In Roe, the Court’s majority opinion by Justice Harry Blackmun assured readers that in the late stages of pregnancy, when a fetus was “viable” and thus a live birth was possible, the state could prohibit abortion entirely. Except not really entirely: Blackmun carved out an exception where an abortion “is necessary, in appropriate medical judgment, for the preservation of the life or health of the mother.”
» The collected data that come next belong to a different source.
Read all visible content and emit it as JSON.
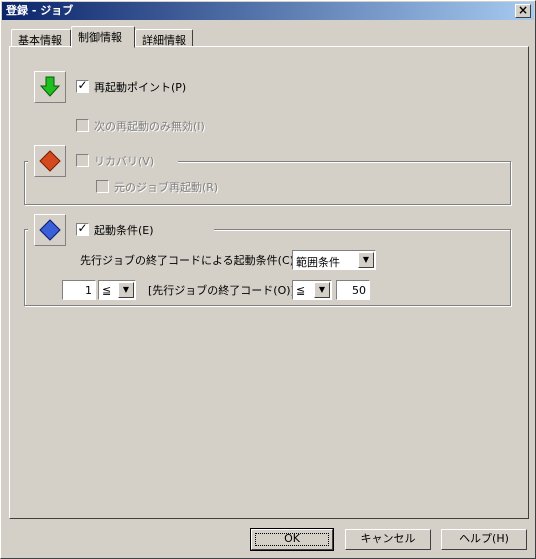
{
  "window": {
    "title": "登録 - ジョブ",
    "close_label": "×"
  },
  "tabs": [
    {
      "label": "基本情報"
    },
    {
      "label": "制御情報"
    },
    {
      "label": "詳細情報"
    }
  ],
  "restart": {
    "checkbox_label": "再起動ポイント(P)",
    "checked": true,
    "disable_next_label": "次の再起動のみ無効(I)",
    "disable_next_checked": false
  },
  "recovery": {
    "checkbox_label": "リカバリ(V)",
    "checked": false,
    "restart_original_label": "元のジョブ再起動(R)",
    "restart_original_checked": false
  },
  "start_condition": {
    "checkbox_label": "起動条件(E)",
    "checked": true,
    "condition_label": "先行ジョブの終了コードによる起動条件(C):",
    "condition_value": "範囲条件",
    "min_value": "1",
    "min_operator": "≦",
    "middle_label": "[先行ジョブの終了コード(O)]",
    "max_operator": "≦",
    "max_value": "50"
  },
  "buttons": {
    "ok": "OK",
    "cancel": "キャンセル",
    "help": "ヘルプ(H)"
  },
  "icons": {
    "restart": "green-down-arrow-icon",
    "recovery": "red-diamond-icon",
    "start_condition": "blue-diamond-icon"
  },
  "colors": {
    "titlebar_start": "#0a246a",
    "titlebar_end": "#a6caf0",
    "green_arrow": "#1fbf1f",
    "red_diamond": "#d24a1e",
    "blue_diamond": "#3a5fd8"
  }
}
This seems a minor and reasonable exception. But in the companion case of Doe v. Bolton, decided the same day, Blackmun wrote for the Court that in determining what is “necessary” for the “health” of a pregnant woman seeking an abortion, a physician’s “medical judgment may be exercised in the light of all factors — physical, emotional, psychological, familial, and the woman’s age — relevant to the wellbeing of the patient.” Such broad language resulted, in practice, in the total elimination of the state’s power to prohibit post-viability abortions, not just a narrow exception to that power. All that is required to defeat any attempted prohibition is a woman who desires an abortion and a doctor who wishes to provide one. The pregnant woman’s emotional health or familial situation can always be cited afterward, if need be, as a complete and perfect defense.